Non andrà tutto bene. Non diventeremo migliori. Ce ne stiamo già accorgendo. Nel traffico, nelle proteste in piazza. La rabbia ci divora ed io divento ripetitivo come un reboot fatto male.
Ecco il senso del buon vecchio sarcasmo dylaniato dovrebbe essere tutto qua. Saper scherzare delle cose orrende ed usare quello scherno come un antidoto liberatorio. Il secondo arco narrativo dopo il ciclo della Meteora riporta Dylan Dog dove dovrebbe essere. Disincantato e ancora inesperto nella sua disperata missione per conto dell’incubo.
L’avversario di questo trittico è Mana Cerace, una perfetta creatura dei nostri tempi, come di quelli che lo evocarono la prima volta (compare nell’episodio 34, il Buio). Ragazzino e poi adulto vittima dello schernimento dei suoi simili, al poverino non resta che votarsi al male e, una volta uccisosi, ritornare come personificazione del buio. Un baubau moderno e carico di odio che più altro risveglia in una sorta di transfert diabolico le stesse identiche sensazioni anche nelle sue vittime.
Per sconfiggerlo a Dylan normalmente serve solo un po’ di luce o come in questo caso l’aiuto del suo quasi amico-quasi nemico John Snow che qui ricopre un ruolo un po’ ambiguo e teatrante.
In questo caso, come in ogni secondo atto che rispetti, le misure saranno un po’ più drastiche. E credo, per la prima volta da sempre, il rimando al mese successivo dell’ultima pagina è leggermente ansiogeno.
Ma non sono questi i dettagli che contano. Dylan Dog è un’icona del nichilismo anni ’90. Perché come gli zaini Invicta e le camicie da boscaiolo rappresentava l’insofferenza dell’animo umano ad una realtà claustrofobica sempre più volta ad incatenare l’essere umano in gabbiotti minuti da cui per forza poi emergono i mostri.
Per i quali Dylan ci ha sempre insegnato a provare empatia.
Oggi, che anche essere un mostro prima di tutto fa pensare al numero di followers su Instagram, l’idea di Mana Cerace assume le sembianze di un killer vanesio ed appariscente, che si serve dei cadaveri delle donne che ha già dannato per portare ulteriore scompiglio. Chiaverotti e Dell’Agnol ritornano sulla loro creatura, sono loro i padrini de il buio, scompigliando le carte ed utilizzando le tinte forti dello slasher movie per il loro emulo di Freddy Krueger. Dylan è sempre stato un folle gioco alla citazione, quindi la annoto, e la apprezzo.

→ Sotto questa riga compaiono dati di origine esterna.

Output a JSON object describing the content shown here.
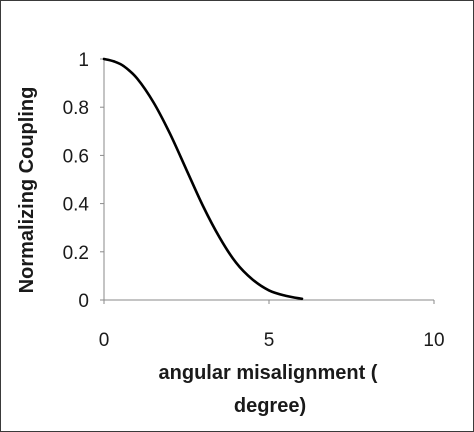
{
  "chart_data": {
    "type": "line",
    "title": "",
    "xlabel_lines": [
      "angular misalignment (",
      "degree)"
    ],
    "ylabel": "Normalizing Coupling",
    "xlim": [
      0,
      10
    ],
    "ylim": [
      0,
      1
    ],
    "x_ticks": [
      0,
      5,
      10
    ],
    "y_ticks": [
      0,
      0.2,
      0.4,
      0.6,
      0.8,
      1
    ],
    "x_tick_labels": [
      "0",
      "5",
      "10"
    ],
    "y_tick_labels": [
      "0",
      "0.2",
      "0.4",
      "0.6",
      "0.8",
      "1"
    ],
    "grid": false,
    "legend": "none",
    "line_color": "#000000",
    "series": [
      {
        "x": [
          0,
          0.3,
          0.6,
          1.0,
          1.5,
          2.0,
          2.5,
          3.0,
          3.5,
          4.0,
          4.5,
          5.0,
          5.5,
          6.0
        ],
        "y": [
          1.0,
          0.99,
          0.97,
          0.92,
          0.82,
          0.69,
          0.54,
          0.39,
          0.26,
          0.155,
          0.085,
          0.04,
          0.018,
          0.005
        ]
      }
    ]
  }
}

La notte di Londra è resa più profonda da un dualismo perfetto di luce e buio che lascia poco spazio ai chiaroscuri. Del resto Dell’Agnol e Cattani plasmano il loro stile ad una storia dove i contorni d’ombra solo il nido del male.
Un ultimo applauso ai primi piani di Dell’Agnol. Il Dylan basito, sarcastico, dylamiato che ho imparato a conoscere arriva proprio da quei suoi primi piani e ritrovarli in questo rilancio che è un reboot o che forse non lo è, è un gioco di specchi nostalgico e morboso. Perfetto cioè.